I would venture that had his life not been cut so short, RFK would have identified strongly with millennial values. He would have admired those unafraid to adopt new ways of looking at things, instead of waiting on others to innovate.
Who Adapts, Who Adopts?
In February 2010, a market research study on millennials was conducted by the Pew Research Center. Among its many findings were how easily millennials embraced technology. At that time, 75 percent of millennials had adopted social networking platforms as opposed to barely 30 percent of Boomers and about 42 percent of Gen-Xers.
The researchers would later conclude “Millennials are on course to become the most educated generation in American history, a trend driven largely by the demands of a modern knowledge-based economy.”
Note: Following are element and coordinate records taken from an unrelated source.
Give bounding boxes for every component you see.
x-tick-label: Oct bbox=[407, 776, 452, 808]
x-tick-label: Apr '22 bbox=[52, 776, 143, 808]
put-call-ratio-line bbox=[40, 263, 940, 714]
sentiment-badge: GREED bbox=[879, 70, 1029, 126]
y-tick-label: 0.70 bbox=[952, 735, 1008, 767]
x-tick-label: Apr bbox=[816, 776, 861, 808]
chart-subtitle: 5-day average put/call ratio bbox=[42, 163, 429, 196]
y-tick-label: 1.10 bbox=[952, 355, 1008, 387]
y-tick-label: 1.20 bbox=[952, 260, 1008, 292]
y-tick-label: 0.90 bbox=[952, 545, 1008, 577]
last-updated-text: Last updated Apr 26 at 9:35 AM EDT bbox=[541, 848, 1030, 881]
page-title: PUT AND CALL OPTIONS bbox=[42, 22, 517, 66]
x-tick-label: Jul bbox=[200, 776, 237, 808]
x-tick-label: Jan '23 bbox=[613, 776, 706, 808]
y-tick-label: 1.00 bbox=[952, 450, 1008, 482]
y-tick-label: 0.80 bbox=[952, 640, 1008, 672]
In 2010, about 40 percent of 18- to 24-year old millennials were enrolled in college. They were open to new ideas, new technologies and the expanding connectivity of social media. They were more politically, socially and environmentally active than prior generations. They learned differently and were differently motivated.
Pew researchers summarized that “Baby Boomers grew up as television expanded dramatically, Generation X grew up as the computer revolution was taking hold, and millennials came of age during the internet explosion.”
The millennial was unafraid to adopt to new technologies; Boomers and Gen-Xers needed to adapt or get pushed aside.
In 2016, Pew Research underscored that 28 percent of Americans were strong early adopters of technology, 45 percent waited on feedback from early adopters and 26 percent were in a wait-and-see mode.
In keeping with those trends, about 30 percent those polled liked to tell others about their experiences with new technology, and 15 percent were quite proud of the fact that they tried a new technology before anyone else.
The early adopters were millennial men and households with higher incomes where there were heavy internet users, multiple smartphones and computers. Though millennial women lagged behind their male counterparts in embracing technology, they were still higher in adopting technology than men over 50.
In 2019, those who are leading the technology charge are millennials who have grown up with the internet. All of this technology is intimidating to older workers who must adapt to the change around them. It sometimes causes friction.
Major Opportunities if We Can Talk
Whenever I deliver a keynote address or teach a breakout session on change management, I must often address the differences between early technology adopters and technology adapters. Fearful, glazed-over looks often meet my glance. It should not be that way.
Change has its enemies, as RFK noted, but he would also see that early adopters often lack the experience and breadth of business knowledge that Boomers and Gen-Xers bring.
The adopters might say, “Look at what we have here,” while the adapters might ask, “What if we adapt the technology? Could it do this or that?”
Technology must be empowered by application. It must solve problems. Managing change allows everyone in the organization to embrace the technology needed to get them where they need to go as an organization. Group effort can empower everyone.
By finding a common purpose, we find common ground. Adopters and adapters can live happily ever after, but the key is open communication. Of this fact, RFK would approve.